Banks are intensifying competition in the home loan market with cash incentives. These are not limited to new customers; even existing customers who choose to stay with their current bank are benefitting. Glen McLeod, head of Link Advisory, noted that more lenders are providing cashback incentives for new home loans, whether for purchasing a property or switching from another bank.
According to McLeod, these offers can amount to up to 0.9% of the loan value, capped at $20,000.
Meanwhile, David Cunningham, chief executive of financial services company Squirrel, confirmed that a cashback rate of 0.9% is considered standard in the industry.
He explained that refinancing a fixed-rate loan upon its expiration often makes sense, likening the process to a game of “pass the parcel,” where banks exchange customers by offering incentives like $10,000 cashbacks.
Cunningham also said banks prefer cashback offers because they typically only apply to new customers, which helps keep costs down for the bank.
In December, the Reserve Bank saw a record amount of bank switching, with over $2 billion in loans being transferred between lenders, including non-bank institutions. This activity is partly driven by the popularity of cashback offers.

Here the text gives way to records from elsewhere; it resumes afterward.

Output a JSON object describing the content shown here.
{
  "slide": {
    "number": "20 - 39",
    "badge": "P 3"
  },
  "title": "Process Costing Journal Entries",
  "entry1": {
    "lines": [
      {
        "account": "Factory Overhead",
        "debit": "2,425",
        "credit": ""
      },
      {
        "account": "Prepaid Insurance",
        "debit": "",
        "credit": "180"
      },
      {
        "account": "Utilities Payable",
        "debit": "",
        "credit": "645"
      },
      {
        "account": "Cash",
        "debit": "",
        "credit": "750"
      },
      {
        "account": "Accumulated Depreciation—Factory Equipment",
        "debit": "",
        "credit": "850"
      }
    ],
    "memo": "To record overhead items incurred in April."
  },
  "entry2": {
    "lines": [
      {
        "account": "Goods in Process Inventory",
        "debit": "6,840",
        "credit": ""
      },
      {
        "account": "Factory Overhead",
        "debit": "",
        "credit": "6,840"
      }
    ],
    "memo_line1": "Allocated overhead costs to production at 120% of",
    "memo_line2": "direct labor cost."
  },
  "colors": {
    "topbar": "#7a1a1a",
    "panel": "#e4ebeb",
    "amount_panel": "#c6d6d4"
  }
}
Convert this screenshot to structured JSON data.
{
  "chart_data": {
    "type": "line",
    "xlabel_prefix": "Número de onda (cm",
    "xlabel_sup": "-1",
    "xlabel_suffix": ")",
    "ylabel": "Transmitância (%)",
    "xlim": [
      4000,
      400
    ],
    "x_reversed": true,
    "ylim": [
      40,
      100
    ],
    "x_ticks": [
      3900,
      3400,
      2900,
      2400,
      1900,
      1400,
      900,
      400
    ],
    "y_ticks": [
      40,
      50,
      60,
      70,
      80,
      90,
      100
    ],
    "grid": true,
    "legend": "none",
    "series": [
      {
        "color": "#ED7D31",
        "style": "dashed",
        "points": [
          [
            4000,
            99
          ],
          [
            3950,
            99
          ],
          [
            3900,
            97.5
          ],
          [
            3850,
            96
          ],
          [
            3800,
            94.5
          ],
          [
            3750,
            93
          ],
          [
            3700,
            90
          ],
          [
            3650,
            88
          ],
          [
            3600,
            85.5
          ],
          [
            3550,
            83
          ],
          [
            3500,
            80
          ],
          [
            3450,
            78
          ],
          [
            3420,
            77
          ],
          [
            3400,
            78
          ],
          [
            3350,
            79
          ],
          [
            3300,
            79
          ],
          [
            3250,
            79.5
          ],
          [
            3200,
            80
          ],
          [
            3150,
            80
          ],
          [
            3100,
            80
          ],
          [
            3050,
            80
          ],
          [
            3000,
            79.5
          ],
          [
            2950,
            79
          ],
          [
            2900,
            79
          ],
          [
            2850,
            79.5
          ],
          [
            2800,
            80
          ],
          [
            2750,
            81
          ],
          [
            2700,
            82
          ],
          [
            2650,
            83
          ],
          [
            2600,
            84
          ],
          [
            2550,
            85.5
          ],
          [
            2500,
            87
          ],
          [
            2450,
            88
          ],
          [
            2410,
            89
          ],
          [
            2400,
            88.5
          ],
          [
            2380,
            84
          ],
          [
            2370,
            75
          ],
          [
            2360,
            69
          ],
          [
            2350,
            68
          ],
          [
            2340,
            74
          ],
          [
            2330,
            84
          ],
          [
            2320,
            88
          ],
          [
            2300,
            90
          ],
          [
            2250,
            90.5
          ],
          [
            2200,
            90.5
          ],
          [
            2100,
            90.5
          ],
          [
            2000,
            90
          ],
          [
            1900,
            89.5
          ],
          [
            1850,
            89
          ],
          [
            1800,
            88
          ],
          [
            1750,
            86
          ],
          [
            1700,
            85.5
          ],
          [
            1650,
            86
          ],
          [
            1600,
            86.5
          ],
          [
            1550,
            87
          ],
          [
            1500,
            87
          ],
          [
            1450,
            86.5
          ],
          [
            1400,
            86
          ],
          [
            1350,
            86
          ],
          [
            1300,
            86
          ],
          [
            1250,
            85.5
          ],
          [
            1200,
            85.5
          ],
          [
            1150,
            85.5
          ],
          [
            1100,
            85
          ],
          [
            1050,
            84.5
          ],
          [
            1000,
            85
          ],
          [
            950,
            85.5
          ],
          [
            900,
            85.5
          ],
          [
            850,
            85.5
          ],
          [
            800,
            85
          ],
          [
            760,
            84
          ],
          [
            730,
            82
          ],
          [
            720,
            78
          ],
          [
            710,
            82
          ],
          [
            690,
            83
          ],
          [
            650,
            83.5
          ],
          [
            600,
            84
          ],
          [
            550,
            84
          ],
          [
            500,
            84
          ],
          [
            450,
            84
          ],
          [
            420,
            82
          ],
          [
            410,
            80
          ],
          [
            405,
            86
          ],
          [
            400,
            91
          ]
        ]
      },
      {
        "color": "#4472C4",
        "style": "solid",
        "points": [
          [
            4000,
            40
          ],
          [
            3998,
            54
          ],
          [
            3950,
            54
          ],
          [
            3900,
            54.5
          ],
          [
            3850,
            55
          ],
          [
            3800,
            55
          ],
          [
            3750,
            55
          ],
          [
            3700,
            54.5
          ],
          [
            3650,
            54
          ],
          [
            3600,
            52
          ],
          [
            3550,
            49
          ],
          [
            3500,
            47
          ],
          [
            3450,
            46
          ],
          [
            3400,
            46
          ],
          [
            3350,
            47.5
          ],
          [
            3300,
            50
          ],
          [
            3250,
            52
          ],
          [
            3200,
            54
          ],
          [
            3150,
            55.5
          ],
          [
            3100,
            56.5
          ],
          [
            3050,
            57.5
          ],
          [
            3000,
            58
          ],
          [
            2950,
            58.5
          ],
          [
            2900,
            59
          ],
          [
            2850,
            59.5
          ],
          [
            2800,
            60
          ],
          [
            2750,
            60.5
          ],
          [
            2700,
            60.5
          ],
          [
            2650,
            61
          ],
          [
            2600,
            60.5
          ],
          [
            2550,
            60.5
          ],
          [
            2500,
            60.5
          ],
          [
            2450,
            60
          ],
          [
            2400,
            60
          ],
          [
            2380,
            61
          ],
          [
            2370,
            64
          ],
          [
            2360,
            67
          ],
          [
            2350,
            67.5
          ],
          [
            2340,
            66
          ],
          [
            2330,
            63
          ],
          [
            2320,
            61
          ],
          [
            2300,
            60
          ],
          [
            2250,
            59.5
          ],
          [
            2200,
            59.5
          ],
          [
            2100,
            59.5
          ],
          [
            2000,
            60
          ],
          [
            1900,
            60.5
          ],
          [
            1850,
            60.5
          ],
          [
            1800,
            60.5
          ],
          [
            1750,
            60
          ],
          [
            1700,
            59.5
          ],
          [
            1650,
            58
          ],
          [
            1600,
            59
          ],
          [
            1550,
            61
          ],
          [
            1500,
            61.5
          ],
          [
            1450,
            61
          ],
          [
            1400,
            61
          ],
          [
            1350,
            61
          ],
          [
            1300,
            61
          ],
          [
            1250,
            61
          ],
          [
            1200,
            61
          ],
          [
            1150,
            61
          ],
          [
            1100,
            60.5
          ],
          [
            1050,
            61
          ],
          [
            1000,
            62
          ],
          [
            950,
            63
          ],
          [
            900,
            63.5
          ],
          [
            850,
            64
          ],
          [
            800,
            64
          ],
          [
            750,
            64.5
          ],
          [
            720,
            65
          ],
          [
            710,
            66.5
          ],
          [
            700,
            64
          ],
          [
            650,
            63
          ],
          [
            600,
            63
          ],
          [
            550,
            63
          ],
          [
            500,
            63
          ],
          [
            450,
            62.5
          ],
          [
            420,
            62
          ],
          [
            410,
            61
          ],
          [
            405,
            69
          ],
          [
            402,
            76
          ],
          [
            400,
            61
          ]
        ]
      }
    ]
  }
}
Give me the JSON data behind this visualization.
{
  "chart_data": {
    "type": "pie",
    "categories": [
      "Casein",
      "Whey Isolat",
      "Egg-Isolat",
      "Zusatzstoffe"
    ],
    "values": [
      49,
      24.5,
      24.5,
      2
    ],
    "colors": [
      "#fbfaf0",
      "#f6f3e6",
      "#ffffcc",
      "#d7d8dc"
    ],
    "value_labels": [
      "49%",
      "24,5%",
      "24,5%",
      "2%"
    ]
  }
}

Link Advisory’s McLeod said borrowers could sometimes qualify for a retention cashback when re-fixing their home loan, provided they agreed to remain with their current bank instead of switching to another lender. “However, if the loan is in its infancy, typically within the first three to four years, it may not be eligible due to the initial cashback offer period.”
McLeod emphasised the importance of understanding the conditions tied to cashback offers on home loans, saying, “If a client chooses to switch lenders within a certain timeframe, they might be required to repay the cashback amount in full or proportionally, depending on how long they have been with their current lender.”
Although the immediate financial advantages of these incentives are undeniably appealing, McLeod advises borrowers to carefully evaluate the long-term financial consequences, assess whether the loan structure aligns with their current situation and financial objectives, and scrutinize the details of the offer, especially the eligibility criteria.